Just ask Howard Rose, who has spent the past 20 years building virtual worlds for medical researchers. In the mid-1990s, his company Firsthand helped the University of Washington design SpiderWorld, an application for treating arachnophobia. Later the company built Attack of the S. Mutans!, a game designed to help children develop better toothbrushing habits, and IraqWorld, a game designed to help treat PTSD.
But the company’s most important project may be SnowWorld, a first-person action game designed to help burn victims manage their pain designed in conjunction with University of Washington researchers led by Hunter Hoffman. Researchers have been using the game to help distract patients from their pain for years. Now Rose and Firsthand co-founder Ari Hollander are now focusing strictly on pain management with their new River-backed startup Deepstream VR.
But while the usefulness of VR for treating acute pain in burn victims is generally well-accepted, a review of VR-based pain management studies published in 2012 noted that the research into VR’s effectiveness for treating chronic pain is much less mature. The problem, Rose says, is that because VR equipment is so expensive, researchers have focused their time and resources on only the most dire needs for pain relief.

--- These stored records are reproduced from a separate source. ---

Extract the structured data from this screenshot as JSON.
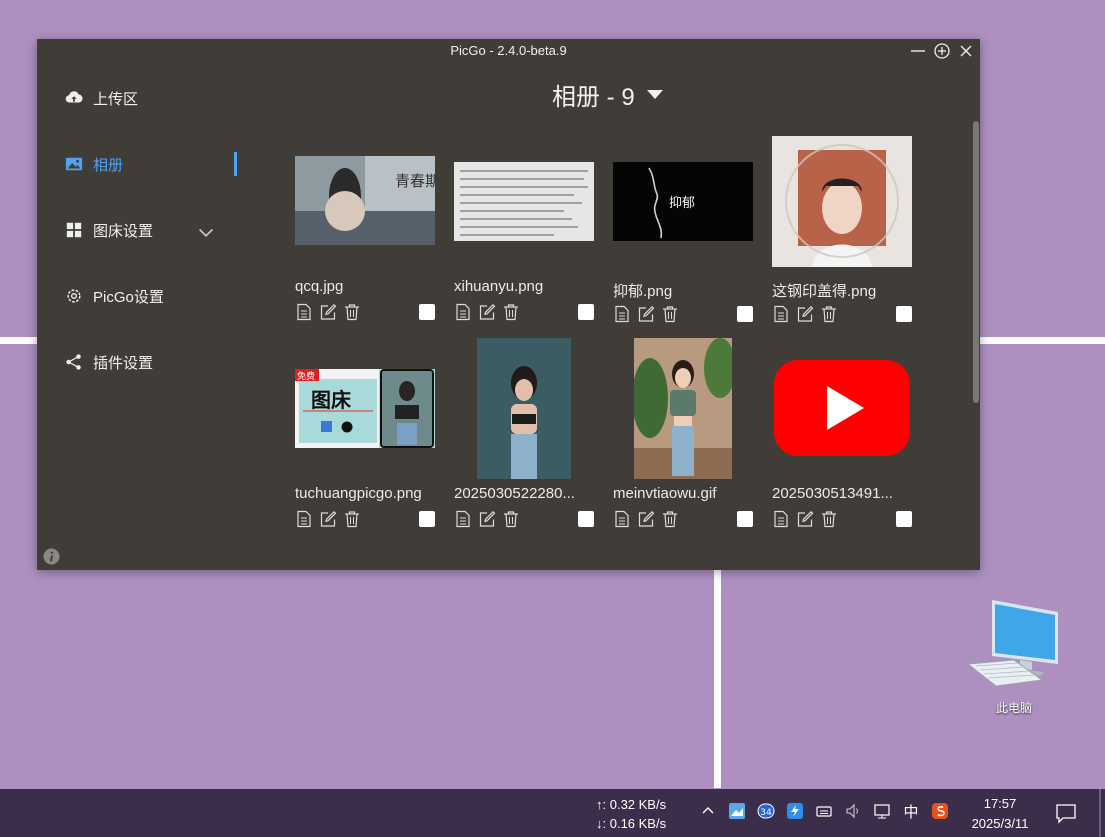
{
  "window": {
    "title": "PicGo - 2.4.0-beta.9"
  },
  "sidebar": {
    "items": [
      {
        "label": "上传区",
        "icon": "cloud-upload-icon"
      },
      {
        "label": "相册",
        "icon": "image-icon",
        "active": true
      },
      {
        "label": "图床设置",
        "icon": "grid-icon",
        "expandable": true
      },
      {
        "label": "PicGo设置",
        "icon": "gear-icon"
      },
      {
        "label": "插件设置",
        "icon": "share-icon"
      }
    ]
  },
  "gallery": {
    "title": "相册 - 9",
    "images": [
      {
        "name": "qcq.jpg",
        "overlay": "青春期"
      },
      {
        "name": "xihuanyu.png",
        "overlay": ""
      },
      {
        "name": "抑郁.png",
        "overlay": "抑郁"
      },
      {
        "name": "这钢印盖得.png",
        "overlay": ""
      },
      {
        "name": "tuchuangpicgo.png",
        "overlay": "图床",
        "badge": "免费"
      },
      {
        "name": "2025030522280...",
        "overlay": ""
      },
      {
        "name": "meinvtiaowu.gif",
        "overlay": ""
      },
      {
        "name": "2025030513491...",
        "overlay": ""
      }
    ]
  },
  "desktop": {
    "pc_label": "此电脑"
  },
  "taskbar": {
    "upload_speed": "↑: 0.32 KB/s",
    "download_speed": "↓: 0.16 KB/s",
    "ime": "中",
    "badge": "34",
    "time": "17:57",
    "date": "2025/3/11"
  },
  "colors": {
    "window_bg": "#403c38",
    "accent": "#4fa3ef",
    "desktop_bg": "#ad90c0",
    "taskbar_bg": "#3c2e4a"
  }
}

That makes this new wave of consumer devices exciting. The earliest practical VR technologies were flight simulators used by the military, and much of the VR hardware industry has focused on this market. “People were making their bread and butter on military gear,” Rose says. “And they weren’t motivated to make it cheaper.”

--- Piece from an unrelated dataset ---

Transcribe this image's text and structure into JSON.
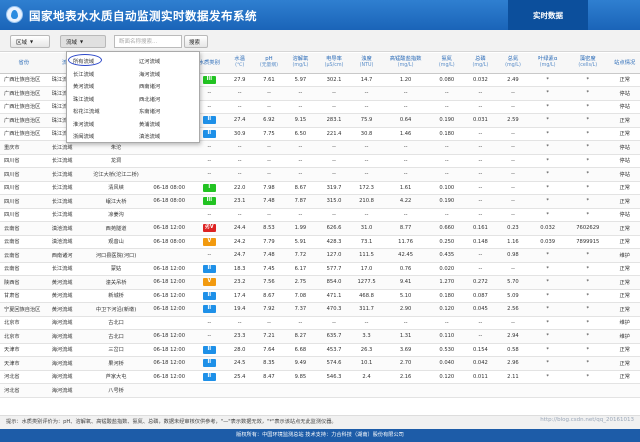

That’s changing. Though much has been written about the Rift’s special lens and custom software, Rose says the most important factor driving down the cost of VR gear is the rise of smartphones, which dramatically lowered prices for components such as gyroscopes and accelerometers. “Four years ago we were using $4,000 sensor networks.” he says. “Sensors are now really cheap, and they’re everywhere. Displays have gotten better and smaller.”
Much of this new crop of VR hardware—including the Samsung Gear VR, Google Cardboard, and the VR One—simply places a smartphone into a pair of goggles, displaying a stereoscopic image on the phone’s screen and using its internal sensors to track head position.
These gadgets still may be too expensive or not immersive enough to bring about the VR revolution we’ve been promised for years. But they’re fine for therapeutic applications. And by bringing down to just a few hundred dollars, these devices are poised to help doctors, therapists, and researchers treat more patients than ever before. About 18 percent of the U.S. population suffers from an anxiety disorder and 7 to 8 percent experience PTSD at some point in their lives. Meanwhile, chronic pain affects 100 million people in the U.S. alone.
Even if VR never becomes a consumer darling, it’s poised to improve the lives of millions.